If you don’t take the time to be kind to yourself while you’re dusting yourself off, you’re bound to fall again in short order. Great leaps and bounds and overnight successes are a myth, the grand curtain covering up countless hours of thought, focus, work, and active self-love. How you treat yourself will reflect on how you treat the world around you.

Self-care allows you to set yourself up for success. You won’t win every time, but when you rush into a race half-cocked and out of shape, you’re stacking the deck against yourself.

Take time out to reward yourself for what you have accomplished. The novel might not be done, the funding level might not be reached, but allowing for self-care keeps you invigorated.

Fuel Your Fire

There’s an old story about two woodsmen, one old and one young. The younger woodsman brags that he can cut more wood in a day than the elder, and the elder agrees to a wager. The junior woodsman plunges into the effort with great zeal, relishing in his youthful strength. The elder woodsman coolly approaches his work at a modest but steady pace. The day drags on as the two continue to add to their respective piles, but the younger woodsman notices that every hour, the elder goes behind a shed for several minutes. At the end of the day, the younger and stronger woodsman is pouring sweat, chest heaving over an impressive stockpile of timber. He looks over to the grey-haired veteran of the woods, who barely has a glisten of sweat on his brow, standing next to a stack nearly twice as large. The younger woodsmen, shaken by the sight, approached the victor of the wager and asked how he was able to accomplish such a feat. The older woodsman quietly explained that every hour he had been cleaning and sharpening his tools.

Self-care is vital because it sharpens your tools. Five or ten minutes of meditation a day will help keep you focused, just as regular vitamins will help keep your body humming in peak condition. The things that leave us feeling energized, engaged and vital are not just part of self-care, they can be the fuel to your fire.

It’s not the act of self-care itself that’s vital, but the feeling and power derived from it. The inspiration we feel after hearing a powerful song, seeing a gifted speaker, or contemplating art is maximized when we live with intention.

Walking numbly through a museum is the equivalent of binge-watching a show you’re only mildly interested in. There’s no shortage of data, entertainment, art, beauty, music and love out there. Honing in on what really drives you is an investment, and every intentional experience you deposit is a force-multiplier.

Actively seek out what brings you joy and energy and then manifest it. Start small with a walk or playing with your cat, then take the feeling it gives you and use it as fuel to propel you forward.

Every bit of an observed life is another seed that will someday bear fruit. Every moment of intentionality tills the fields. Once you have your fields in relative order, it’s time to think bigger and weed out that which drains you to make room for the massive trees you’re cultivating. Work towards a better employment situation, utilize the classroom of the internet and put yourself through school, distance yourself from those that attract and cause unhealthy drama. As you continue, you’ll harvest the fruit of your labor.
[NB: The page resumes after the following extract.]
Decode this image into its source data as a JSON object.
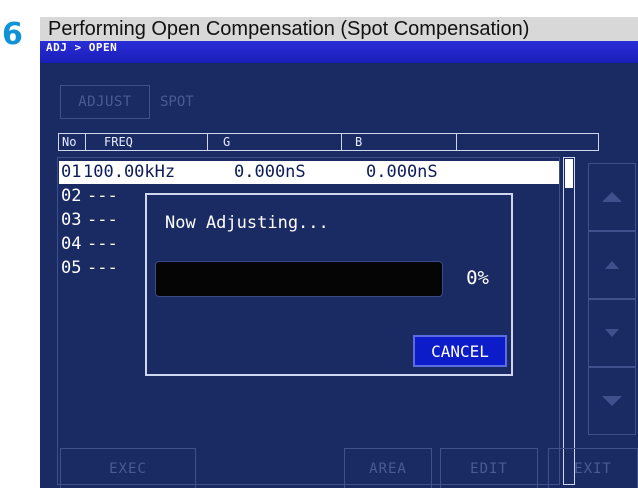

Eventually, some trees lose their vitality as your interests evolve, but as your abilities grow and your experience deepens, the seeds you plant will promise progressively grander trees, more luscious fruit. The trees that have withered only add more fuel to the fire as you learn from those experiences and clear them away to make room for the expanding wilderness of you.

The Brass Ring

Working towards a higher ideal is perhaps the defining and most vital trait of humanity. Without our pursuit of improvement, none of what we enjoy as a species today would be possible.

The thrill of new heights and challenges are the very foundation of human history. Taking this same ceaseless pursuit and applying it to your own being is in itself power, utilizing your agency over yourself to the fullest extent.

Every accomplishment, every failure is a vital experience that gives our character depth and our lives meaning. Every brass ring obtained gives humanity as a whole that much more vitality and hope.